The Way Madness Lies

 
 

Mental health is being discussed more and more everyday, Sambhavi Sudhakar looks at how mental illness is portrayed in the theatre.

 

Mental health is a subject of much avid discussion in recent years. A topic that is generally approached with more sensitivity and caution than that of physical health, mental health has always garnered much exploration and attention in literature, film, and media. It is often associated with either romantically-oriented plots or depicted as psychologically stirring narratives that explore the complexity of human nature. Regardless of plot art serves as an excellent platform to educate masses on the complexities of mental illness.

There have been several stage productions on the subject. Eugene O’Neill’s Pulitzer Prize winning play Long Day’s Journey Into Night, contains autobiographical elements as it chronicles his own family’s addiction to alcohol.

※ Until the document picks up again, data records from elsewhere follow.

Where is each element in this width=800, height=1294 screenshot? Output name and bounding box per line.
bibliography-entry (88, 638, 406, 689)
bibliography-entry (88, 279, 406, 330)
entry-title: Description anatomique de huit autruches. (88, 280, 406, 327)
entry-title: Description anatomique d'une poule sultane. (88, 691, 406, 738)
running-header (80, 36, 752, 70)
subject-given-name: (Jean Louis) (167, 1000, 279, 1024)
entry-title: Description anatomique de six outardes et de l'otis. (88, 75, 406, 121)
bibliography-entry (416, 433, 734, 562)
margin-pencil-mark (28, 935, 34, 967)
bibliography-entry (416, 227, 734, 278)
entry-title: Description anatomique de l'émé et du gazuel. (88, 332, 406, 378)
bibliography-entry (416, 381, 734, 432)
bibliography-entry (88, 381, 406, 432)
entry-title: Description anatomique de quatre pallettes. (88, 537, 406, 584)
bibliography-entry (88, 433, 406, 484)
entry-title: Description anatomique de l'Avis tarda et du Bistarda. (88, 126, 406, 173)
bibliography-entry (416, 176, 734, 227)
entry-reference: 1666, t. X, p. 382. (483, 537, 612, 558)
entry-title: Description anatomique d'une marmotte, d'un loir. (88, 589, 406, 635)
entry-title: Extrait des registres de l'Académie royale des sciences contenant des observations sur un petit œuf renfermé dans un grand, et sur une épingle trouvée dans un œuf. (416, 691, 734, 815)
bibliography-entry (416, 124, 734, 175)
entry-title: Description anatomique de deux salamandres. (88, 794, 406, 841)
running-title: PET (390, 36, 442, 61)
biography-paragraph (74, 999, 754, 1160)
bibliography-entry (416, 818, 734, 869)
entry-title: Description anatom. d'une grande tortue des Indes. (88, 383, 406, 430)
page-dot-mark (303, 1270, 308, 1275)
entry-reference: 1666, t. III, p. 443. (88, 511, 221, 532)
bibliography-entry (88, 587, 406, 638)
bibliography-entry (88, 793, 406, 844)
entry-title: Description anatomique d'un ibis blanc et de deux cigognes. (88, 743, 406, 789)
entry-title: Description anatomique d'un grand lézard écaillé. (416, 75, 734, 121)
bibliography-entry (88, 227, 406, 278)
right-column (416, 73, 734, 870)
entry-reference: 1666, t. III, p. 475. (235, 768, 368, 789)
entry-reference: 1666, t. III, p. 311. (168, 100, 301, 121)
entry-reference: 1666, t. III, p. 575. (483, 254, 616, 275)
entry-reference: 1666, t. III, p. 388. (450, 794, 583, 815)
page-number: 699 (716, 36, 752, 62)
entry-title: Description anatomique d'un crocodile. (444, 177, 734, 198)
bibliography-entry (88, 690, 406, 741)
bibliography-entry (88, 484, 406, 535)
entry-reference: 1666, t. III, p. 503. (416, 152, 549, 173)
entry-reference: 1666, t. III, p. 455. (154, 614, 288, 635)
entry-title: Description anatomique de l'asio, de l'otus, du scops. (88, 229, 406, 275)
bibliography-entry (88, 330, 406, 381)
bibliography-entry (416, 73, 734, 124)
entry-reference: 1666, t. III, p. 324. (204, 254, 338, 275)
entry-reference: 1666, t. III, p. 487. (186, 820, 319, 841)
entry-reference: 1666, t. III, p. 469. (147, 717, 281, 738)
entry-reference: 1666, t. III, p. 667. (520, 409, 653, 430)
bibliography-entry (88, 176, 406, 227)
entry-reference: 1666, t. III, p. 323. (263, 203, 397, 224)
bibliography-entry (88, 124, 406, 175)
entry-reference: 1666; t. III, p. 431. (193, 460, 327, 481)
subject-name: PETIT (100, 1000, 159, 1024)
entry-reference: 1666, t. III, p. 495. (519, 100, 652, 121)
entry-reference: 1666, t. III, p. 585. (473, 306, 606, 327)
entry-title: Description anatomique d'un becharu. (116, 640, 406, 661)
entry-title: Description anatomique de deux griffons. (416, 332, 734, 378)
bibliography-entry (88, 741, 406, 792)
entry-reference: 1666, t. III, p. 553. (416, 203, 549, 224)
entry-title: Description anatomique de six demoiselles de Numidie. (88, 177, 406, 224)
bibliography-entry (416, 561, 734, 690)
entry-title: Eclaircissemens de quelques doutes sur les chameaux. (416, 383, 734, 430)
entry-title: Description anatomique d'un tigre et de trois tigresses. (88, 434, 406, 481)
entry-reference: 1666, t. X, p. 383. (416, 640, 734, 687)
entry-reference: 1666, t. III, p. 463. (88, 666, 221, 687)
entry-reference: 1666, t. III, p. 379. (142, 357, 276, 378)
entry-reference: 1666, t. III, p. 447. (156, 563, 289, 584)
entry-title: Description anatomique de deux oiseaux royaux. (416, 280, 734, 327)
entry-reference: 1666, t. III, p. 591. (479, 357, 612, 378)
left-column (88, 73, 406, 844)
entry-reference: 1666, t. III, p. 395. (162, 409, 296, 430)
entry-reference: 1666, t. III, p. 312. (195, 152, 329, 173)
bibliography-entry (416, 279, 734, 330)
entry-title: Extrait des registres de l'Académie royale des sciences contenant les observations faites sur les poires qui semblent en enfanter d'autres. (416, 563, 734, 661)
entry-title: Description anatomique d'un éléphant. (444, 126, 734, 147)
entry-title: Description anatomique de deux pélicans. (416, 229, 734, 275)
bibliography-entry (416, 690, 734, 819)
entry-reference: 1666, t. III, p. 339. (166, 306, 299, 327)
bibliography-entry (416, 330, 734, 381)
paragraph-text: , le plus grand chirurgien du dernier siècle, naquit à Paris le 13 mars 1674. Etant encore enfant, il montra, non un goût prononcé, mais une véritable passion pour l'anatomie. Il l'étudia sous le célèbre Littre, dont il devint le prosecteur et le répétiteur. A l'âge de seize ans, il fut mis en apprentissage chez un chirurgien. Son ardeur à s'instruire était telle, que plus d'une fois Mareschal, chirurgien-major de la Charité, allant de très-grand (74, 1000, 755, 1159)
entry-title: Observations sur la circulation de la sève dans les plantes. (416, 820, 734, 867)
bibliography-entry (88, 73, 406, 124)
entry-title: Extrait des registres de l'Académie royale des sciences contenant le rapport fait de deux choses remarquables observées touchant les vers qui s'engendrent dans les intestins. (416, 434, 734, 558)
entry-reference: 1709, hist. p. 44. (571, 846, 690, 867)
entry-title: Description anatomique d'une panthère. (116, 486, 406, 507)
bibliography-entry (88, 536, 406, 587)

The depiction of a family divided by substance abuse serves as an influential narrative in educating audiences against indiscriminate consumption of any element that may pose a threat to its individual, social, and emotional stability. Korie and Frankel’s Grey Gardens, a musical adaptation of the documentary of the same name, follows the lives of Edith Ewing Bouvier Beale and her daughter Edith “Little Edie” Bouvier Beale. This adaptation narrates the tale of a mother and daughter who regress from a socially sound status to poverty and ruin in their dilapidated home. Obsessive compulsive disorder, dementia, and schizophrenia are among the illnesses highlighted by this show and it does not shy away from the stigma surrounding them. Much like Long Day, both pieces are instrumental in carrying a strong message with regard to familial unity and stability being of utmost importance.

A study conducted by L. Yotis, C. Theocharopoulos, and C. Fragiadaki observes how theatrical performances can be effective in reducing the stigma directed towards mental disorders. The study also explored how playback theatre involves certain techniques which familiarises actors with the effective portrayal of mental illness on stage. In this manner, there is an effort both on the part of the performers and the audience to gain a fresh perspective on mental health and its intricacies.

Mark Liermann’s Water by the Spoonful showcases two parallel storylines in which the principal characters are suffering from addiction. A former war veteran named Elliot suffers from PTSD and is addicted to pain killers. The second storyline follows the lives of characters suffering from cocaine addiction attempting to resolve the problem by interacting on an online platform. As both the narratives intertwine, the prime characters derive emotional strength from their interactions with one another. Given the social isolation of characters due to their addictions, the play makes an attempt to stress on the importance of communication and solidarity amongst people.

“Even musicals have been impactful in their depictions of mental disorders.”

 

Even musicals have been impactful in their depictions of mental disorders. Next to Normal by Brian Yorkey, chronicles the life of Diana Goodman who is suffering from bipolar disorder. The story depicts how her illness impacts herself and the rest of her family, as Diana has both good and bad moments while the story unfolds. The 2017 Tony Award winner for Best Musical Dear Evan Hansen, follows the story of a teenager suffering from anxiety. Praised for shining light on how his social life is shaped by anxiety and how social media and the internet can serve as contributing factors, it is no wonder that the musical took home a total of seven Tony Awards in 2017.

“Theatrical performances handle subjects like mental health far more cautiously than other forms such as film.”

Theatrical performances handle subjects like mental health far more cautiously than other forms such as film. This is owing to the fact that film productions often dramatise the illness. In this respect, many films of the drama genre often employ mental illness as a theme to orchestrate romance between the main leads. Similarly, many films of the horror or thriller genre use the theme of mental health to portray incidents of crime and violence. This leads to the illness often being either trivialised in favour of romance or stigmatised as deviant, an occurrence which seems relatively absent in on stage performances.

“Film productions often dramatise the illness”

 

Bare: A Pop Opera, written by Damon Intrabartolo, draws deeply on cultural context and their influence on an individual’s mental health. The show follows the lives of two young Catholic boys, Jason and Peter, who fall in love in a highly conservative community. The musical drives home the disastrous results of being deeply pressured by a repressive society and the efforts people will go to in order to maintain the social norm, irrespective of their own mental wellbeing.

The above productions serve as honest portrayals of mental illnesses which are impactful in terms of reaching out to the audience. In more ways than one, these productions address the complications with regard to mental illnesses, studying how they are deeply intertwined with familial, societal, and institutional factors. They are presented objectively, with ample attention to finer details affecting mental health.